Clara's voice took the plaintive tone that her aunt never knew how to resist, and with a sigh the old lady drew forth her ivory tablets and prepared to record the amount that Clara had just spent at the confectioner's shop. Her expenditure was always made out of her aunt's purse, but the poor girl knew, by bitter experience, that sooner or later "Mad Mathesis" would expect an exact account of every penny that had gone, and she waited, with ill-concealed impatience, while the old lady turned the tablets over and over, till she had found the one headed "PETTY CASH."

"Here's the place," she said at last, "and here we have yesterday's luncheon duly entered. One glass lemonade (Why can't you drink water, like me?) three sandwiches (They never put in half mustard enough. I told the young woman so, to her face; and she tossed her head—like her impudence!) and seven biscuits. Total one-and-two-pence. Well, now for to-day's?"

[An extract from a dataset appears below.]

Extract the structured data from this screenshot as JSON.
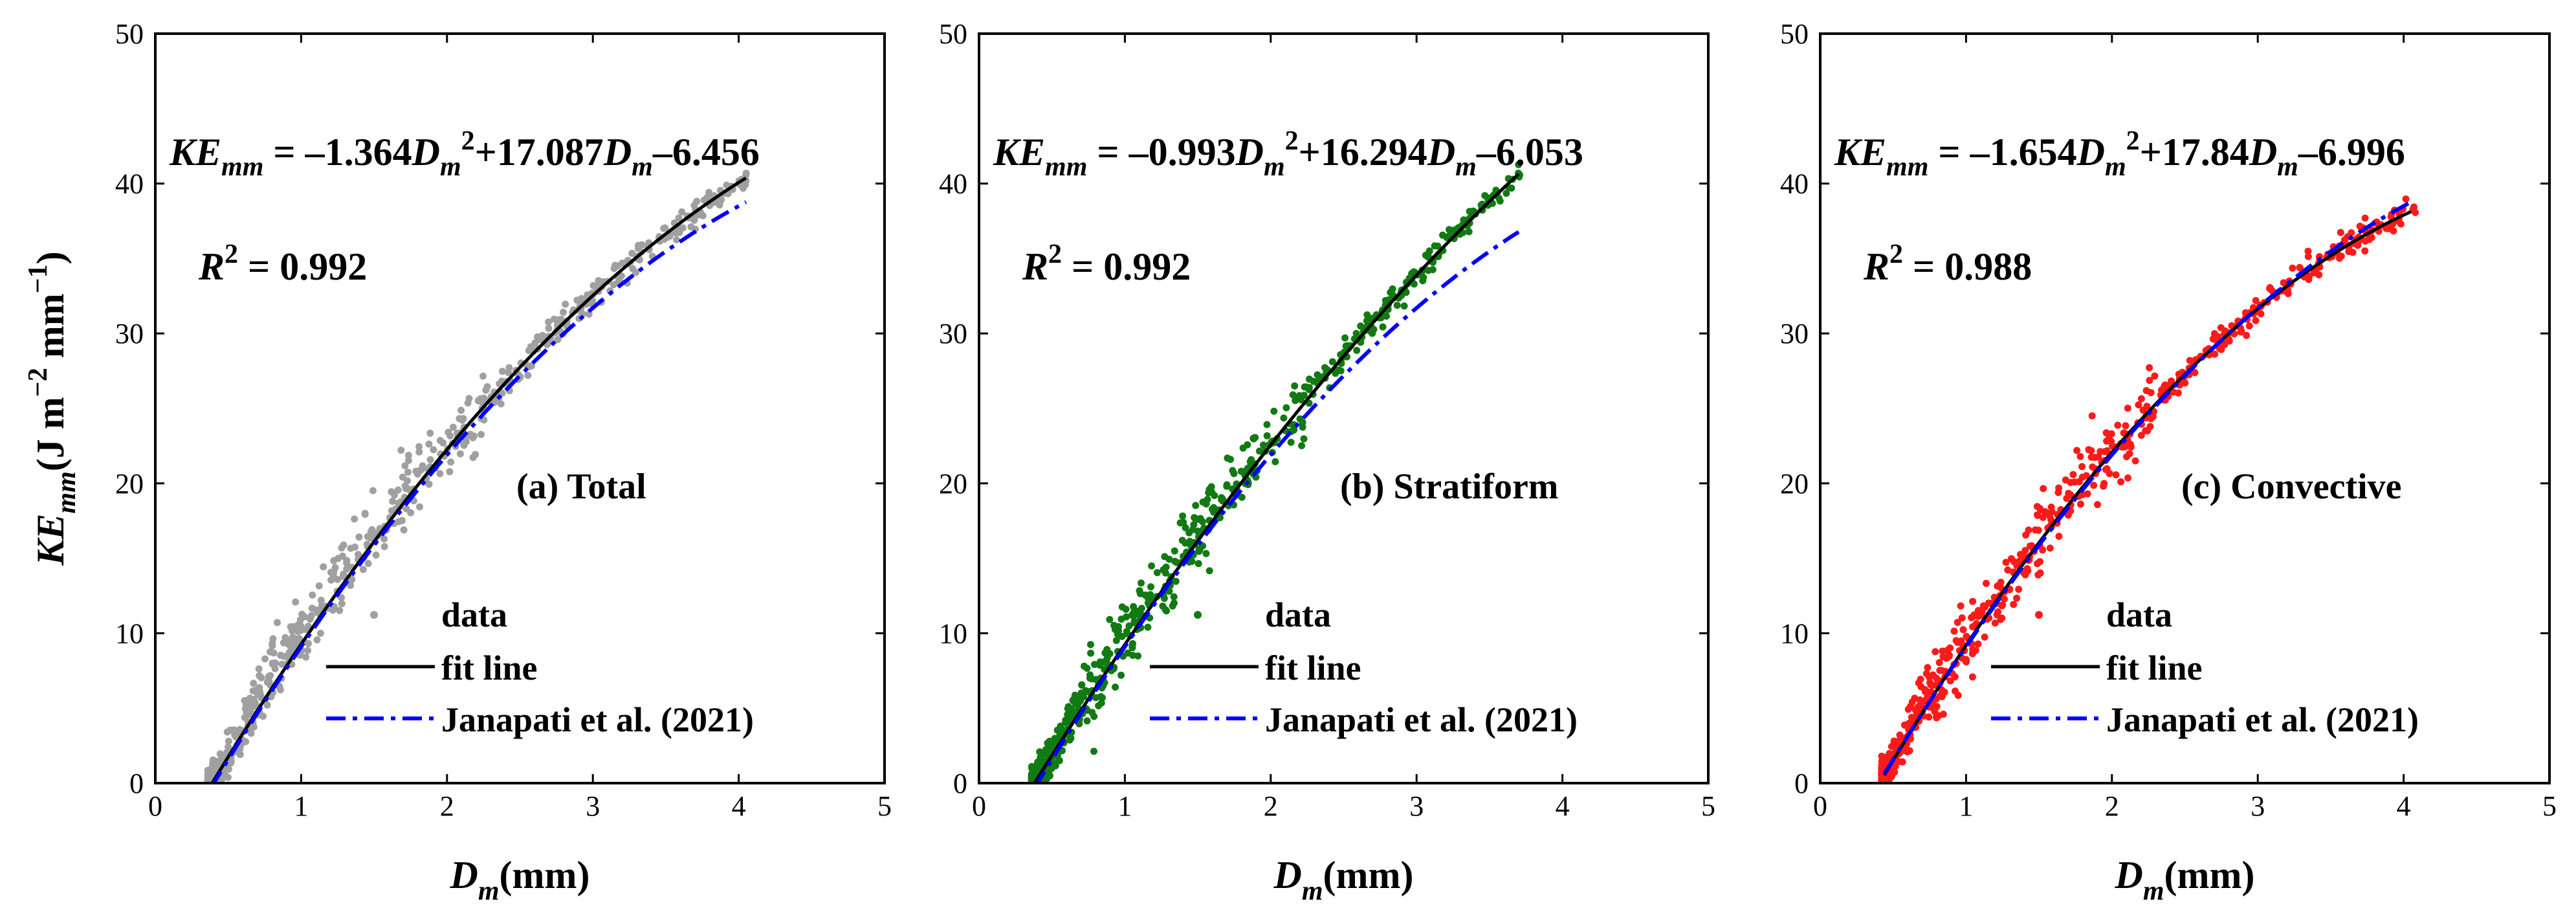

"One glass of lemonade——" Clara was beginning to say, when suddenly the cab drew up, and a courteous railway-porter was handing out the bewildered girl before she had had time to finish her sentence.

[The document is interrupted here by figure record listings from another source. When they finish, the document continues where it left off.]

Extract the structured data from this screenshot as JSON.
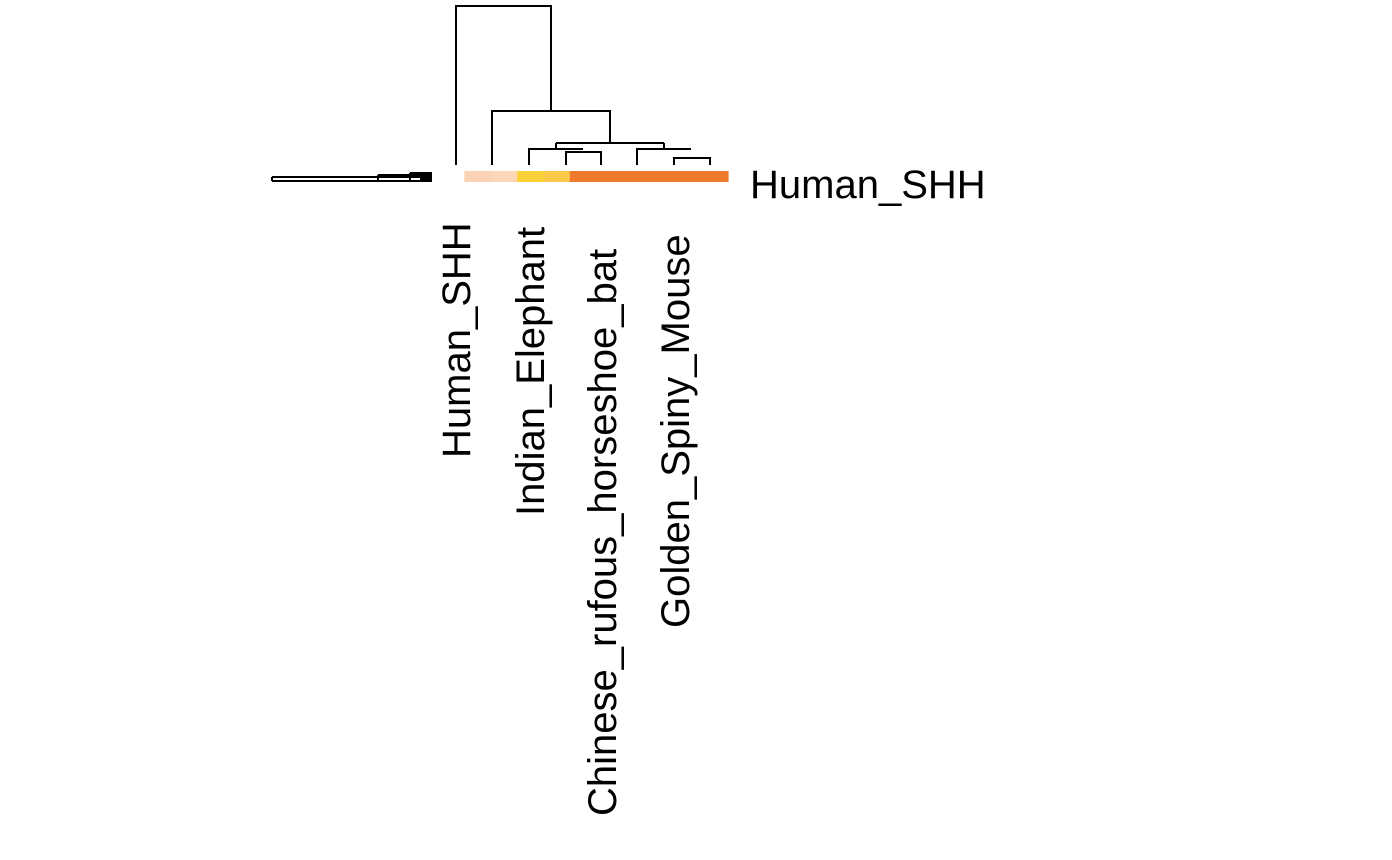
{
  "chart_data": {
    "type": "heatmap",
    "title": "",
    "rows": [
      "Human_SHH"
    ],
    "columns_labeled": [
      "Human_SHH",
      "Indian_Elephant",
      "Chinese_rufous_horseshoe_bat",
      "Golden_Spiny_Mouse"
    ],
    "row_label": "Human_SHH",
    "column_count": 11,
    "cell_colors": [
      "#ffffff",
      "#fcd2b5",
      "#fdd6b8",
      "#fbd13a",
      "#f9c94a",
      "#f07a2c",
      "#f07a2c",
      "#f07a2c",
      "#f07a2c",
      "#f07a2c",
      "#f07a2c"
    ],
    "row_dendrogram": true,
    "column_dendrogram": true,
    "legend": "none",
    "grid": false
  },
  "colors": {
    "background": "#ffffff",
    "tree": "#000000",
    "heat_low": "#fcd2b5",
    "heat_mid": "#fbd13a",
    "heat_high": "#f07a2c"
  }
}
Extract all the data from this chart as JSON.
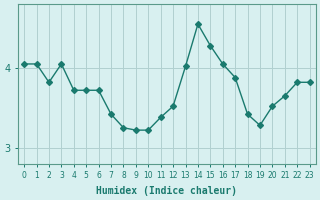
{
  "x": [
    0,
    1,
    2,
    3,
    4,
    5,
    6,
    7,
    8,
    9,
    10,
    11,
    12,
    13,
    14,
    15,
    16,
    17,
    18,
    19,
    20,
    21,
    22,
    23
  ],
  "y": [
    4.05,
    4.05,
    3.82,
    4.05,
    3.72,
    3.72,
    3.72,
    3.42,
    3.25,
    3.22,
    3.22,
    3.38,
    3.52,
    4.02,
    4.55,
    4.28,
    4.05,
    3.88,
    3.42,
    3.28,
    3.52,
    3.65,
    3.82,
    3.82
  ],
  "line_color": "#1a7a6e",
  "marker": "D",
  "marker_size": 3,
  "bg_color": "#d8f0f0",
  "grid_color": "#b0d0d0",
  "xlabel": "Humidex (Indice chaleur)",
  "yticks": [
    3,
    4
  ],
  "xlim": [
    -0.5,
    23.5
  ],
  "ylim": [
    2.8,
    4.8
  ]
}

Her aunt pocketed the tablets instantly. "Business first," she said: "petty cash—which is a form of pleasure, whatever you may think—afterwards." And she proceeded to pay the driver, and to give voluminous orders about the luggage, quite deaf to the entreaties of her unhappy niece that she would enter the rest of the luncheon account. "My dear, you really must cultivate a more capacious mind!" was all the consolation she vouchsafed to the poor girl. "Are not the tablets of your memory wide enough to contain the record of one single luncheon?"

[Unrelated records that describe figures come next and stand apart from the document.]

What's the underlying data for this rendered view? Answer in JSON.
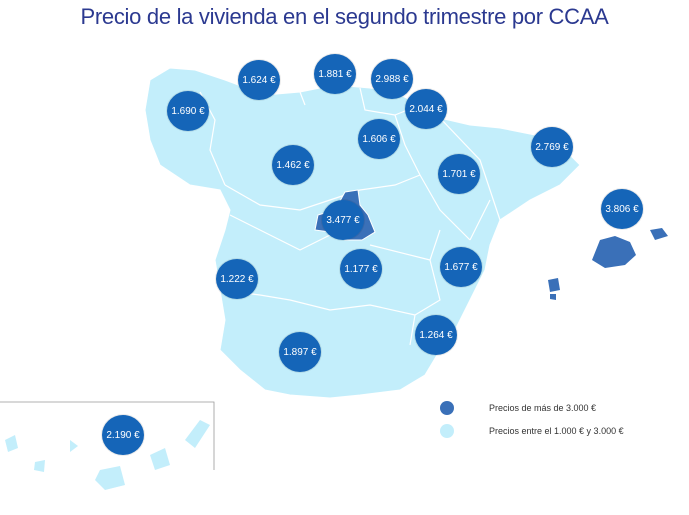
{
  "title": "Precio de la vivienda en el segundo trimestre por CCAA",
  "colors": {
    "high": "#3a70b8",
    "normal": "#c3eefb",
    "bubble": "#1565b8",
    "title": "#2b3990"
  },
  "regions": [
    {
      "id": "galicia",
      "price": "1.690 €"
    },
    {
      "id": "asturias",
      "price": "1.624 €"
    },
    {
      "id": "cantabria",
      "price": "1.881 €"
    },
    {
      "id": "pais-vasco",
      "price": "2.988 €"
    },
    {
      "id": "navarra",
      "price": "2.044 €"
    },
    {
      "id": "la-rioja",
      "price": "1.606 €"
    },
    {
      "id": "cataluna",
      "price": "2.769 €"
    },
    {
      "id": "castilla-y-leon",
      "price": "1.462 €"
    },
    {
      "id": "aragon",
      "price": "1.701 €"
    },
    {
      "id": "baleares",
      "price": "3.806 €"
    },
    {
      "id": "madrid",
      "price": "3.477 €"
    },
    {
      "id": "castilla-la-mancha",
      "price": "1.177 €"
    },
    {
      "id": "comunidad-valenciana",
      "price": "1.677 €"
    },
    {
      "id": "extremadura",
      "price": "1.222 €"
    },
    {
      "id": "murcia",
      "price": "1.264 €"
    },
    {
      "id": "andalucia",
      "price": "1.897 €"
    },
    {
      "id": "canarias",
      "price": "2.190 €"
    }
  ],
  "legend": {
    "high": "Precios de más de 3.000 €",
    "normal": "Precios entre el 1.000 € y 3.000 €"
  }
}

"Not wide enough! Not half wide enough!" was the passionate reply.

The words came in aptly enough, but the voice was not that of Clara, and both ladies turned in some surprise to see who it was that had so suddenly struck into their conversation. A fat little old lady was standing at the door of a cab, helping the driver to extricate what seemed an exact duplicate of herself: it would have been no easy task to decide which was the fatter, or which looked the more good-humoured of the two sisters.

"I tell you the cab-door isn't half wide enough!" she repeated, as her sister finally emerged, somewhat after the fashion of a pellet from a pop-gun, and she turned to appeal to Clara. "Is it, dear?" she said, trying hard to bring a frown into a face that dimpled all over with smiles.

"Some folks is too wide for 'em," growled the cab-driver.

"I TELL YOU THE CAB-DOOR ISN'T HALF WIDE ENOUGH!"

"Don't provoke me, man!" cried the little old lady, in what she meant for a tempest of fury. "Say another word and I'll put you into the County Court, and sue you for a Habeas Corpus!" The cabman touched his hat, and marched off, grinning.

"Nothing like a little Law to cow the ruffians, my dear!" she remarked confidentially to Clara. "You saw how he quailed when I mentioned the Habeas Corpus? Not that I've any idea what it means, but it sounds very grand, doesn't it?"

"It's very provoking," Clara replied, a little vaguely.

"Very!" the little old lady eagerly repeated. "And we're very much provoked indeed. Aren't we, sister?"